The Tribunal’s function is to prosecute perpetrators of crimes of genocide, crimes against humanity and war crimes committed between 1 January and 31 December 1994 in Rwanda. Since its inception, 92 persons have been indicted in front of the ICTR. Some proceedings are however still ongoing.

The ICTR is primed to close down in 2015.

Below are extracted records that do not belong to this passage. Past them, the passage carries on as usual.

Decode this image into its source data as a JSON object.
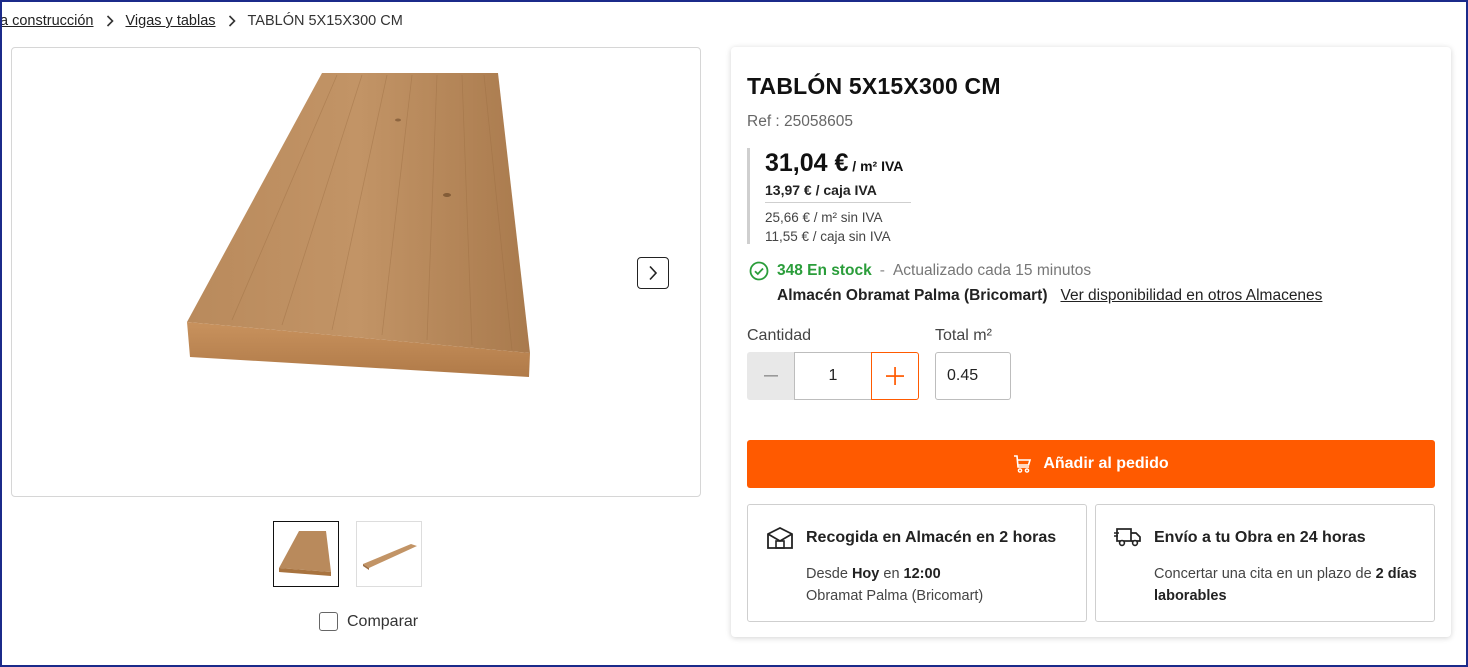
{
  "breadcrumb": {
    "items": [
      "a construcción",
      "Vigas y tablas"
    ],
    "current": "TABLÓN 5X15X300 CM"
  },
  "gallery": {
    "main_image": "wooden-plank-photo",
    "thumbnails": [
      "wooden-plank-thumbnail",
      "wooden-plank-angle-thumbnail"
    ],
    "selected_thumbnail": 0,
    "compare_label": "Comparar",
    "compare_checked": false
  },
  "product": {
    "title": "TABLÓN 5X15X300 CM",
    "ref": "Ref : 25058605"
  },
  "price": {
    "main": "31,04 €",
    "main_unit": " / m² IVA",
    "box": "13,97 € / caja IVA",
    "sub_m2": "25,66 € / m² sin IVA",
    "sub_box": "11,55 € / caja sin IVA"
  },
  "stock": {
    "count": "348 En stock",
    "separator": "-",
    "updated": "Actualizado cada 15 minutos",
    "warehouse": "Almacén Obramat Palma (Bricomart)",
    "availability_link": "Ver disponibilidad en otros Almacenes"
  },
  "quantity": {
    "label": "Cantidad",
    "value": "1",
    "total_label": "Total m²",
    "total_value": "0.45"
  },
  "actions": {
    "add_label": "Añadir al pedido"
  },
  "delivery": {
    "pickup": {
      "title": "Recogida en Almacén en 2 horas",
      "line1_pre": "Desde ",
      "line1_day": "Hoy",
      "line1_mid": " en ",
      "line1_time": "12:00",
      "line2": "Obramat Palma (Bricomart)"
    },
    "shipping": {
      "title": "Envío a tu Obra en 24 horas",
      "text_pre": "Concertar una cita en un plazo de ",
      "text_bold": "2 días laborables"
    }
  },
  "colors": {
    "accent": "#ff5a00",
    "stock_green": "#2a9d3a",
    "frame": "#1b2a8a"
  }
}
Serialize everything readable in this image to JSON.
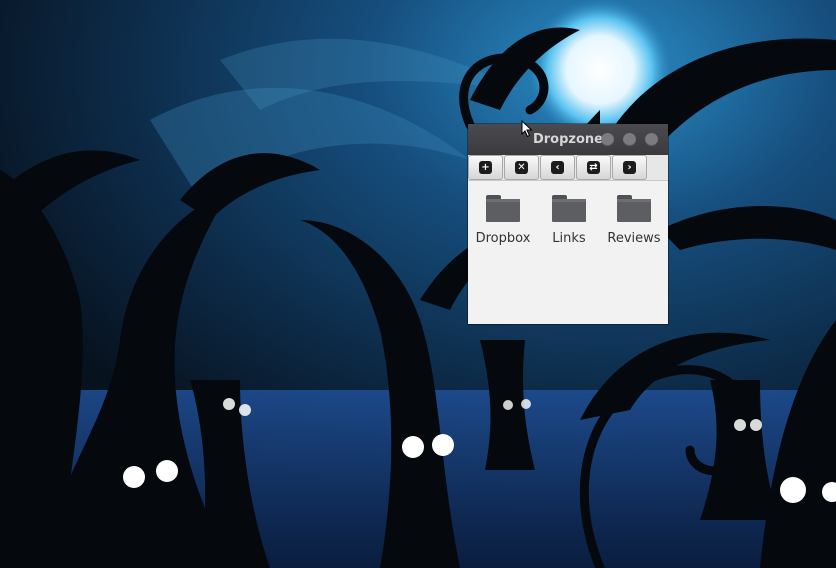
{
  "window": {
    "title": "Dropzone",
    "title_buttons": [
      "minimize",
      "maximize",
      "close"
    ]
  },
  "toolbar": {
    "buttons": [
      {
        "icon": "plus-icon",
        "glyph": "+"
      },
      {
        "icon": "close-x-icon",
        "glyph": "✕"
      },
      {
        "icon": "back-arrow-icon",
        "glyph": "‹"
      },
      {
        "icon": "swap-icon",
        "glyph": "⇄"
      },
      {
        "icon": "forward-arrow-icon",
        "glyph": "›"
      }
    ]
  },
  "files": [
    {
      "name": "Dropbox",
      "icon": "folder-icon"
    },
    {
      "name": "Links",
      "icon": "folder-icon"
    },
    {
      "name": "Reviews",
      "icon": "folder-icon"
    }
  ],
  "colors": {
    "titlebar": "#3f3f44",
    "window_bg": "#f2f2f2",
    "folder": "#5c5e62",
    "desktop": "#0a1a2c"
  }
}
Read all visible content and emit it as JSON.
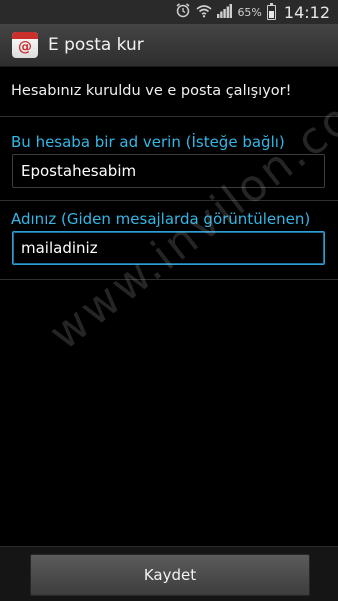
{
  "status_bar": {
    "battery": "65%",
    "time": "14:12",
    "icons": [
      "alarm-icon",
      "wifi-icon",
      "signal-icon",
      "battery-icon"
    ],
    "battery_level": 0.65
  },
  "title_bar": {
    "app_icon": "email-at-icon",
    "app_icon_glyph": "@",
    "title": "E posta kur"
  },
  "content": {
    "intro": "Hesabınız kuruldu ve e posta çalışıyor!",
    "account_name_label": "Bu hesaba bir ad verin (İsteğe bağlı)",
    "account_name_value": "Epostahesabim",
    "your_name_label": "Adınız (Giden mesajlarda görüntülenen)",
    "your_name_value": "mailadiniz"
  },
  "watermark": "www.invilon.com",
  "footer": {
    "save_label": "Kaydet"
  },
  "colors": {
    "accent": "#34b6e6",
    "app_icon_red": "#c9302c"
  }
}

Regarding what will happen to the functions and activities that will outlive the ICTR, the UN Security Council established the International Residual Mechanism for Criminal Tribunals (or “the Mechanism”), in Resolution 1966 (2010), to take over the remaining functions of both the ICTR and the International Criminal Tribunal for the former Yugoslavia (ICTY). The Mechanism, which has been functioning since 1 July 2012, has already taken over some of the ongoing functions of the ICTR, including the enforcement of sentences of those convicted and sentenced by the Tribunal, the tracking, arrest and prosecution of fugitives earmarked for trial at the Mechanism, and the care and protection of witnesses.

THE GACACA COURTS

In 1998, discussions began under the direction of the President of the Republic of Rwanda about the possible use of traditional courts to support the ordinary Rwandan judicial system and the ICTR. A commission was created to study this possibility, and its report provided the basis of the Organic Law of 26 January 2001, which created the Gacaca Courts.

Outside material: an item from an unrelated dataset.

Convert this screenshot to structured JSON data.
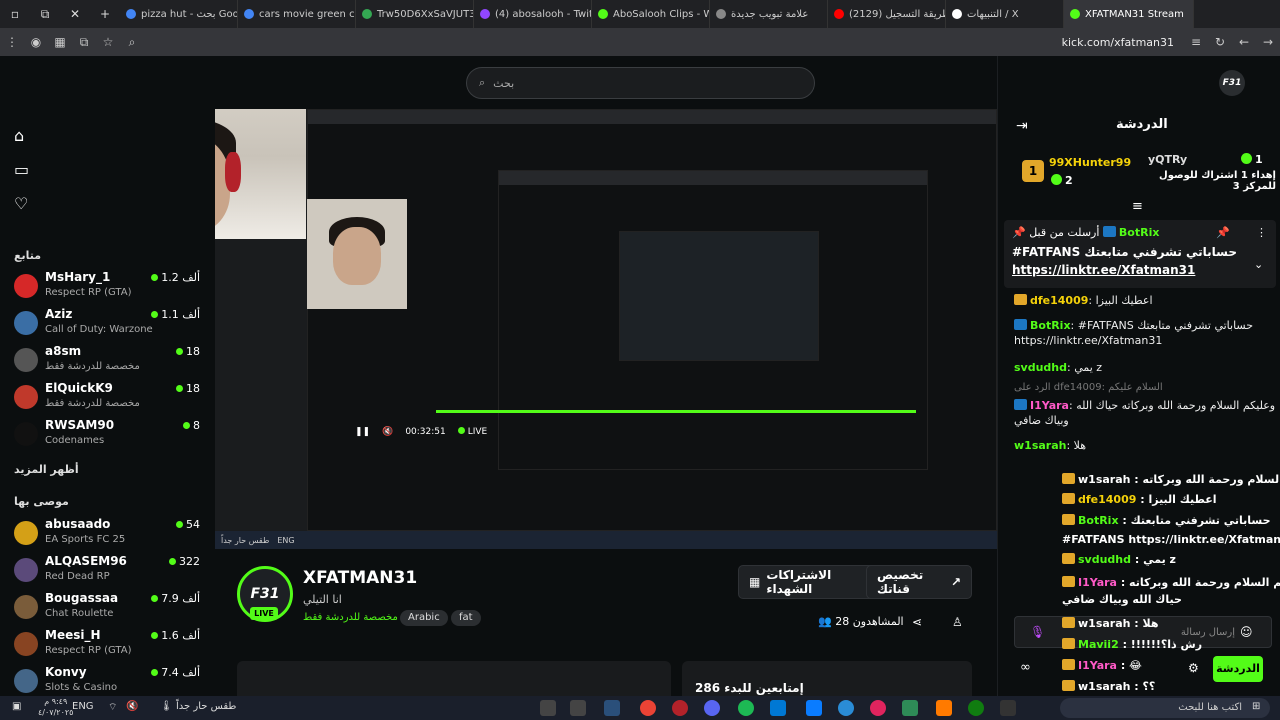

These courts were in charge of trying the low and middle-level perpetrators of the genocide, apart from the “planners” who should have been tried before national courts. The Gacaca courts were composed of elected popular assemblies, made up of non-professional judges. The composition and functioning of such courts raised several concerns about the respect of fair trial guarantees.

According to Rwandan authorities, during their functioning, the Gacaca courts tried almost two million people. On 18 June 2012 Rwandan President Paul Kagame announced the official end of Gacaca courts’ activity.